Understanding treatment effect heterogeneity is important for decision making in medical and clinical practices, or handling various engineering and marketing challenges. When dealing with high-dimensional covariates or when the effect modifiers are not predefined and need to be discovered, data-adaptive selection approaches become essential. However, with data-driven model selection, the quantification of statistical uncertainty is complicated by post-selection inference due to difficulties in approximating the sampling distribution of the target estimator. Data-driven model selection tends to favor models with strong effect modifiers with an associated cost of inflated type I errors. Although several frameworks and methods for valid statistical inference have been proposed for ordinary least squares regression following data-driven model selection, fewer options exist for valid inference for effect modifier discovery in causal modeling contexts. In this article, we extend two different methods to develop valid inference for penalized G-estimation that investigates effect modification of proximal treatment effects within the structural nested mean model framework. We show the asymptotic validity of the proposed methods. Using extensive simulation studies, we evaluate and compare the finite sample performance of the proposed methods and the naive inference based on a sandwich variance estimator. Our work is motivated by the study of hemodiafiltration for treating patients with end-stage renal disease at the Centre Hospitalier de l'Université de Montréal. We apply these methods to draw inference about the effect heterogeneity of dialysis facility on the repeated session-specific hemodiafiltration outcomes.

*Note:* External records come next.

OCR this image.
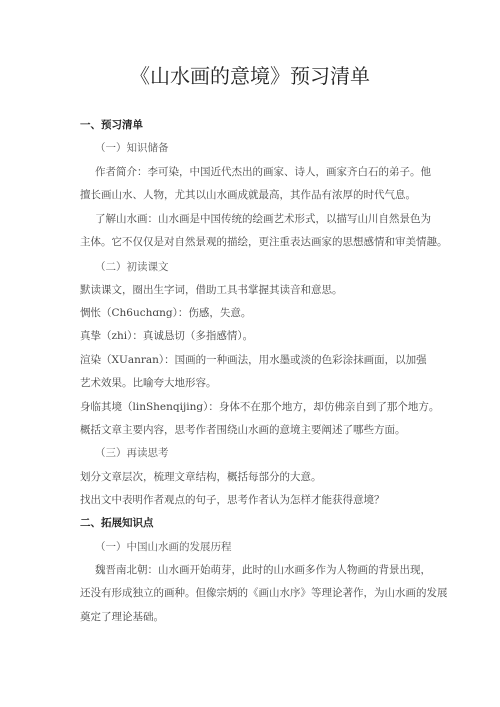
《山水画的意境》预习清单
一、预习清单
（一）知识储备
作者简介：李可染，中国近代杰出的画家、诗人，画家齐白石的弟子。他
擅长画山水、人物，尤其以山水画成就最高，其作品有浓厚的时代气息。
了解山水画：山水画是中国传统的绘画艺术形式，以描写山川自然景色为
主体。它不仅仅是对自然景观的描绘，更注重表达画家的思想感情和审美情趣。
（二）初读课文
默读课文，圈出生字词，借助工具书掌握其读音和意思。
惆怅（Ch6uchɑng）：伤感，失意。
真挚（zhi）：真诚恳切（多指感情）。
渲染（XUanran）：国画的一种画法，用水墨或淡的色彩涂抹画面，以加强
艺术效果。比喻夸大地形容。
身临其境（linShenqijing）：身体不在那个地方，却仿佛亲自到了那个地方。
概括文章主要内容，思考作者围绕山水画的意境主要阐述了哪些方面。
（三）再读思考
划分文章层次，梳理文章结构，概括每部分的大意。
找出文中表明作者观点的句子，思考作者认为怎样才能获得意境？
二、拓展知识点
（一）中国山水画的发展历程
魏晋南北朝：山水画开始萌芽，此时的山水画多作为人物画的背景出现，
还没有形成独立的画种。但像宗炳的《画山水序》等理论著作，为山水画的发展
奠定了理论基础。
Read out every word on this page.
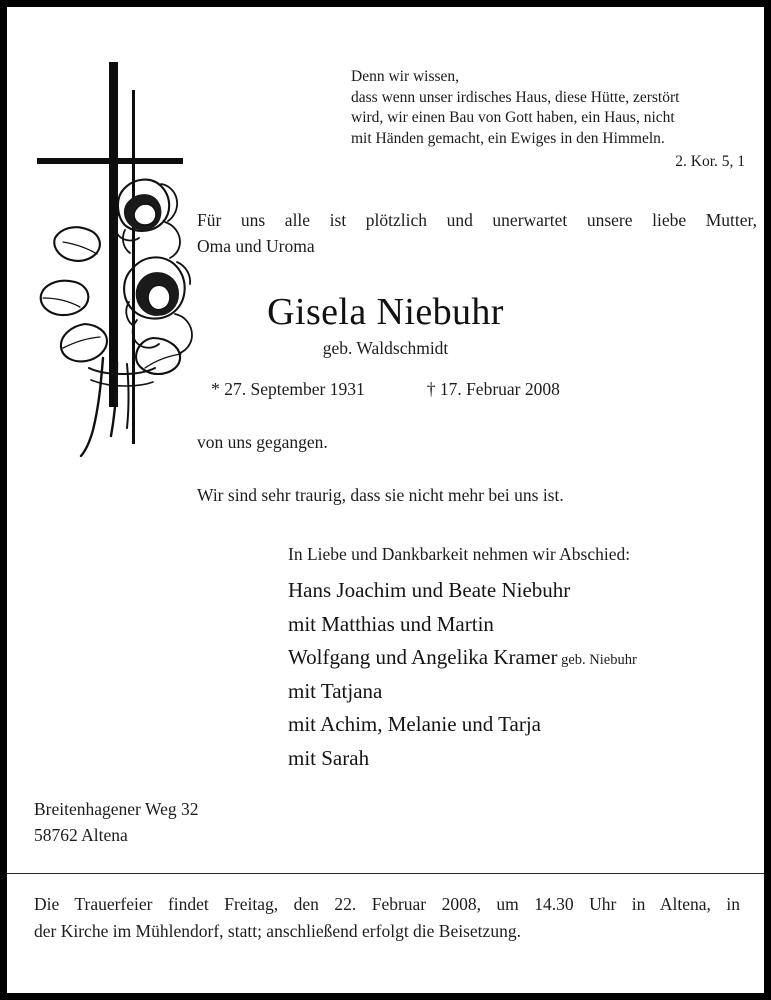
Denn wir wissen,
dass wenn unser irdisches Haus, diese Hütte, zerstört
wird, wir einen Bau von Gott haben, ein Haus, nicht
mit Händen gemacht, ein Ewiges in den Himmeln.
2. Kor. 5, 1
Für uns alle ist plötzlich und unerwartet unsere liebe Mutter,
Oma und Uroma
Gisela Niebuhr
geb. Waldschmidt
* 27. September 1931	† 17. Februar 2008
von uns gegangen.
Wir sind sehr traurig, dass sie nicht mehr bei uns ist.
In Liebe und Dankbarkeit nehmen wir Abschied:
Hans Joachim und Beate Niebuhr
mit Matthias und Martin
Wolfgang und Angelika Kramer geb. Niebuhr
mit Tatjana
mit Achim, Melanie und Tarja
mit Sarah
Breitenhagener Weg 32
58762 Altena
Die Trauerfeier findet Freitag, den 22. Februar 2008, um 14.30 Uhr in Altena, in
der Kirche im Mühlendorf, statt; anschließend erfolgt die Beisetzung.
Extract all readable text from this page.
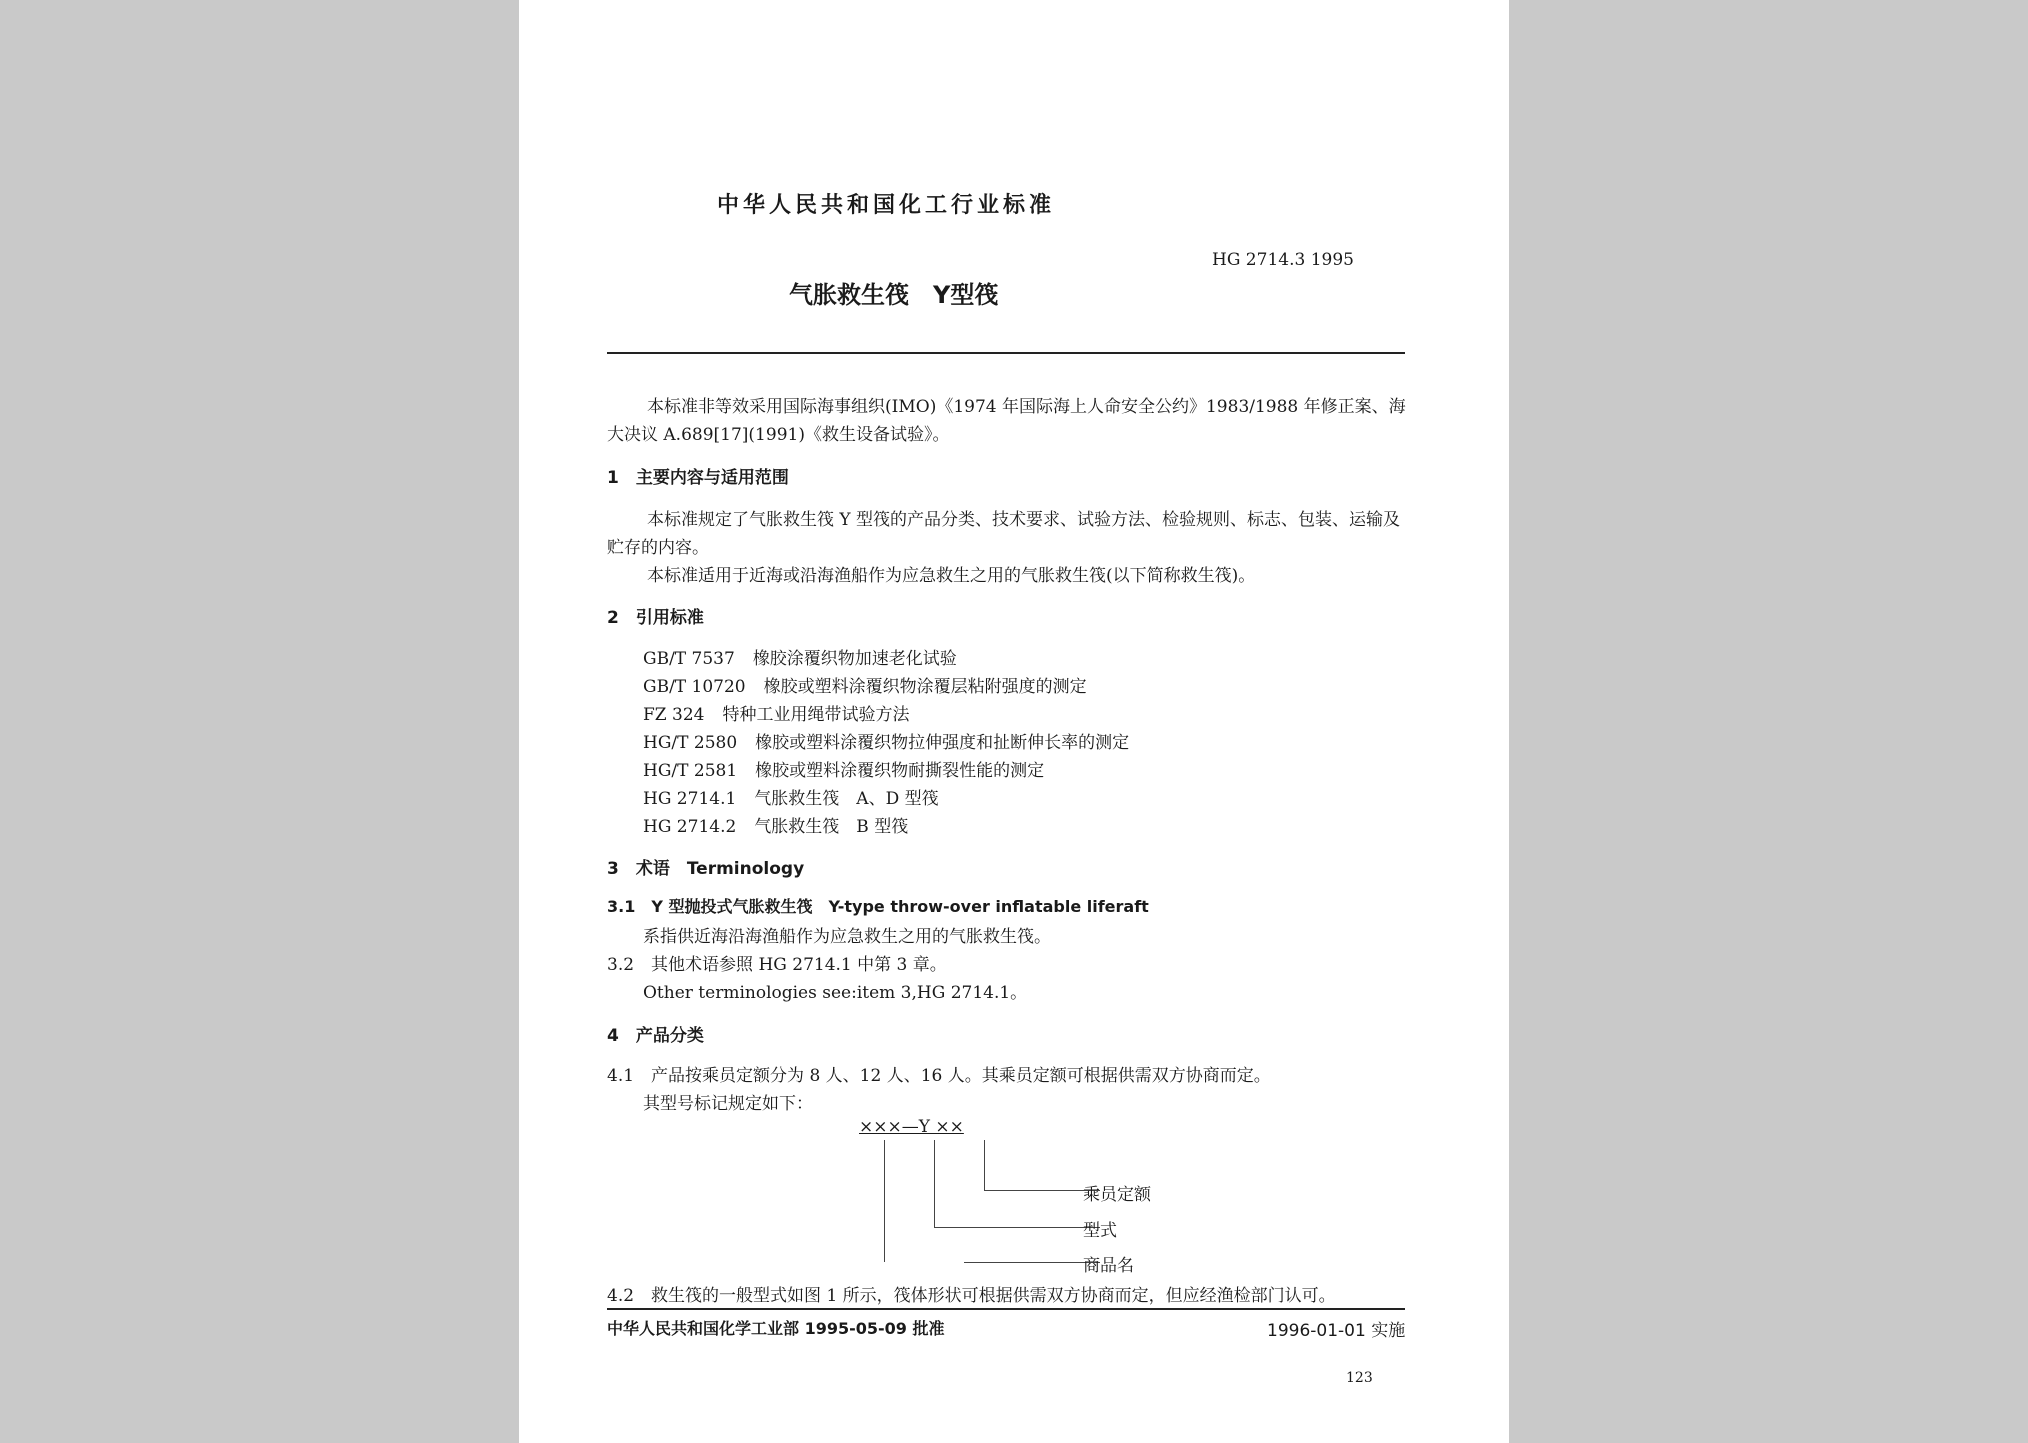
中华人民共和国化工行业标准
HG 2714.3 1995
气胀救生筏　Y型筏
本标准非等效采用国际海事组织(IMO)《1974 年国际海上人命安全公约》1983/1988 年修正案、海
大决议 A.689[17](1991)《救生设备试验》。
1　主要内容与适用范围
本标准规定了气胀救生筏 Y 型筏的产品分类、技术要求、试验方法、检验规则、标志、包装、运输及
贮存的内容。
本标准适用于近海或沿海渔船作为应急救生之用的气胀救生筏(以下简称救生筏)。
2　引用标准
GB/T 7537 橡胶涂覆织物加速老化试验
GB/T 10720 橡胶或塑料涂覆织物涂覆层粘附强度的测定
FZ 324 特种工业用绳带试验方法
HG/T 2580 橡胶或塑料涂覆织物拉伸强度和扯断伸长率的测定
HG/T 2581 橡胶或塑料涂覆织物耐撕裂性能的测定
HG 2714.1 气胀救生筏　A、D 型筏
HG 2714.2 气胀救生筏　B 型筏
3　术语　Terminology
3.1　Y 型抛投式气胀救生筏　Y-type throw-over inflatable liferaft
系指供近海沿海渔船作为应急救生之用的气胀救生筏。
3.2　其他术语参照 HG 2714.1 中第 3 章。
Other terminologies see:item 3,HG 2714.1。
4　产品分类
4.1　产品按乘员定额分为 8 人、12 人、16 人。其乘员定额可根据供需双方协商而定。
其型号标记规定如下：
×××—Y ××
乘员定额
型式
商品名
4.2　救生筏的一般型式如图 1 所示，筏体形状可根据供需双方协商而定，但应经渔检部门认可。
中华人民共和国化学工业部 1995-05-09 批准	1996-01-01 实施
123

翻译：理解治疗效应异质性对于医学和临床实践中的决策制定，以及处理各种工程和营销挑战具有重要意义。当处理高维协变量或效应修饰因子未预先定义而需要被发现时，数据自适应选择方法变得至关重要。然而，在数据驱动模型选择下，由于难以近似目标估计量的抽样分布，后选择推断使统计不确定性的量化变得复杂。数据驱动模型选择倾向于偏好具有强效应修饰因子的模型，但伴随I类错误膨胀的成本。尽管在数据驱动模型选择后的普通最小二乘回归中，已有多种有效统计推断框架和方法被提出，但在因果建模背景下，用于效应修饰因子发现的有效推断选项较少。在本文中，我们扩展了两种不同方法，以开发针对惩罚性G估计的有效推断，该估计在结构嵌套均值模型框架内研究近端治疗效应的效应修饰。我们证明了所提出方法的渐近有效性。通过广泛的模拟研究，我们评估并比较了所提出方法与基于夹心方差估计器的朴素推断的有限样本性能。我们的工作受蒙特利尔大学中心医院对终末期肾病患者进行血液透析滤过治疗的研究启发。我们将这些方法应用于推断透析设施对重复性特定疗程血液透析滤过结果效应异质性的影响。